If you’ve read my alpha preview of Scrolls, you already know that I’m a huge fan of trading card games. This week’s Kickstarter focus is a game in the same genre of Scrolls, Magic the Gathering, YuGiOh, and the Pokémon trading card game. SolForge has the advantage of being the brain child of huge workers in the trading card and video game industry alike: led by the Ascension team, they’ve also teamed up with Magic: The Gathering, World of WarCraft, and Star Wars trading card game designers. Whether you’re a fan of any of these card games or just curious about what the genre has to offer, here are some of the things we can look forward to.
The creators of SolForge supposedly waited for the technology to catch up before creating this new game—but let’s be honest, it doesn’t take that much technological prowess to implement a card game, as shown by the plethora of video games in the genre. Either way, it will actually be designed for digital play, so it does have a few advantages over ports of card games. It could perhaps utilize a 3D playing field or complicated card stats—something that would be difficult to emulate in physical play because of all the record keeping that would be necessary. Since they are emphasizing that they specialized the card game to suit the medium, I’m most interested in seeing what gameplay elements they have up their sleeve.

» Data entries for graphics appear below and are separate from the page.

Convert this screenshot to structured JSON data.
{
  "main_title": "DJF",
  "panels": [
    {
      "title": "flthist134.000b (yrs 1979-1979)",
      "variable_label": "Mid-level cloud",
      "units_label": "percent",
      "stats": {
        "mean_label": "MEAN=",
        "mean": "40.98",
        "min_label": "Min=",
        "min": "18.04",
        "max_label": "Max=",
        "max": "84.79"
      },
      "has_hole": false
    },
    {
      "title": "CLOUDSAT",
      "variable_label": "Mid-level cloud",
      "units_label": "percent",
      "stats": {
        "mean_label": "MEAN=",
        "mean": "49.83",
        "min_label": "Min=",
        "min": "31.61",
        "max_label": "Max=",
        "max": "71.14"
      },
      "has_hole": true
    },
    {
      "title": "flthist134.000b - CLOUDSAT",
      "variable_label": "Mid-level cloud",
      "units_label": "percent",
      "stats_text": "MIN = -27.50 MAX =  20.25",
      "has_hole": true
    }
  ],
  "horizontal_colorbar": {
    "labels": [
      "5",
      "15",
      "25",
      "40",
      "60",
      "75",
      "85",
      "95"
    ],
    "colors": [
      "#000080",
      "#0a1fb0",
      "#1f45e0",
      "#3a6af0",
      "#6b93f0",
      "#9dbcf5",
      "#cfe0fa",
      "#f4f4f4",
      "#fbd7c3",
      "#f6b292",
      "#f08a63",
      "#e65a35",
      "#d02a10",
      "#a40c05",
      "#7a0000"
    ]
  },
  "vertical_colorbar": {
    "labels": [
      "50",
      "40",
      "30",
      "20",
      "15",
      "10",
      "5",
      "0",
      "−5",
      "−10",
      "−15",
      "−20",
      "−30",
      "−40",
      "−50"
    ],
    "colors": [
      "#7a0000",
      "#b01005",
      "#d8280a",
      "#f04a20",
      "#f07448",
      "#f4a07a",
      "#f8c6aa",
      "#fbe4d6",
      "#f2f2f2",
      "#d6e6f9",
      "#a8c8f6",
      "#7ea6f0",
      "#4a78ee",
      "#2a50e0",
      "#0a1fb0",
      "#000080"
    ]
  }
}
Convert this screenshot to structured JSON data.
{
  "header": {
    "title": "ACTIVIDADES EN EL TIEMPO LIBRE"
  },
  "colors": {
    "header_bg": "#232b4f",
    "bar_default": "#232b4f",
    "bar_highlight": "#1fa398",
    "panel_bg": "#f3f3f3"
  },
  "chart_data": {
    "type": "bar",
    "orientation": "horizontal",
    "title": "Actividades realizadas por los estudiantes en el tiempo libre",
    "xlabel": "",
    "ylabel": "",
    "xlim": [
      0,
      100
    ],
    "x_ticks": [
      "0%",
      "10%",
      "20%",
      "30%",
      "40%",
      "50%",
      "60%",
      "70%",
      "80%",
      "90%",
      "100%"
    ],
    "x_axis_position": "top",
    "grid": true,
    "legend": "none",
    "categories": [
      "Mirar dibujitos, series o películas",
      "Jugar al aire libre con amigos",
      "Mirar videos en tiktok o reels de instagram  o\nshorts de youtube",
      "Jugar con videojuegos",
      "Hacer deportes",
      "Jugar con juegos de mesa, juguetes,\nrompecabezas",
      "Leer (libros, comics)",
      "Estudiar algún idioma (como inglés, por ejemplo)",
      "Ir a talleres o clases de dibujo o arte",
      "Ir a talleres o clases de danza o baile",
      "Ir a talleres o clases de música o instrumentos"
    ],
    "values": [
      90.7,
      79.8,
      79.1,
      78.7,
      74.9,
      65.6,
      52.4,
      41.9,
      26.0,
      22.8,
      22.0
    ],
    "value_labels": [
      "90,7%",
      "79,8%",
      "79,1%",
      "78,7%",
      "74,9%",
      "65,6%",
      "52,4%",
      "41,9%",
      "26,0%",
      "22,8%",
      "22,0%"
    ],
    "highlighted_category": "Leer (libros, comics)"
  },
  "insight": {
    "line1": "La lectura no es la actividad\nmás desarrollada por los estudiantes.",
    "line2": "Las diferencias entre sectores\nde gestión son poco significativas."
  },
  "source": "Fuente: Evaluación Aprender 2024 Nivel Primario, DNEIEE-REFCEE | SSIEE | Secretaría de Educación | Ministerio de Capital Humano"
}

What they have revealed shows that this game will be unique—when you acquire cards, you can actually evolve them into better forms. This transformation differs from Pokémon evolution because you don’t need to find the ‘evolved’ form of the card—it automatically transitions to the next one. Whether this is permanent (you use a card x times, and it gains x experience) or resets at the end of each game is unknown. Either way, seeing this kind of transformation in a game that might allow more than one creature to battle each other would be interesting.
There are a few things that make me apprehensive about the game: your ‘resource management’ consists of pulling two cards out of your hand, playing them for no cost, and then discarding the extras. This seems like the game quickly escalates into whoever is luckiest, rather than whoever manages their hand best, but that might be a trait that sets the game apart. Another part that I’m apprehensive about is the supposed ‘Free to Play’ tag on the game. Although the description claims that you can earn cards through gameplay, many of the pledge incentives involve extra ‘packs’ and—most suspicious—$100 game credit to ‘kickstart your collection.’ This probably seems like a normal approach for a card company to take, and I probably wouldn’t mind if they don’t impose daily or weekly limits on non-paying customers—but let’s face it, they probably will.
Even with those two downsides, this is all just conjecture. Many of the game’s specifics are still unrevealed, but it’s worth watching the Kickstarter page if you’re interested in card games or RPGs. Like the games of the teams who created it, an emphasis was placed on card art, and the game looks beautiful. It introduces many new concepts to card games, and there is probably much more left to be revealed in the upcoming weeks. The game has more than half of the way to go before it hits its goal of $250,000—but it still has about a month of funding to go, so its success is still a toss-up.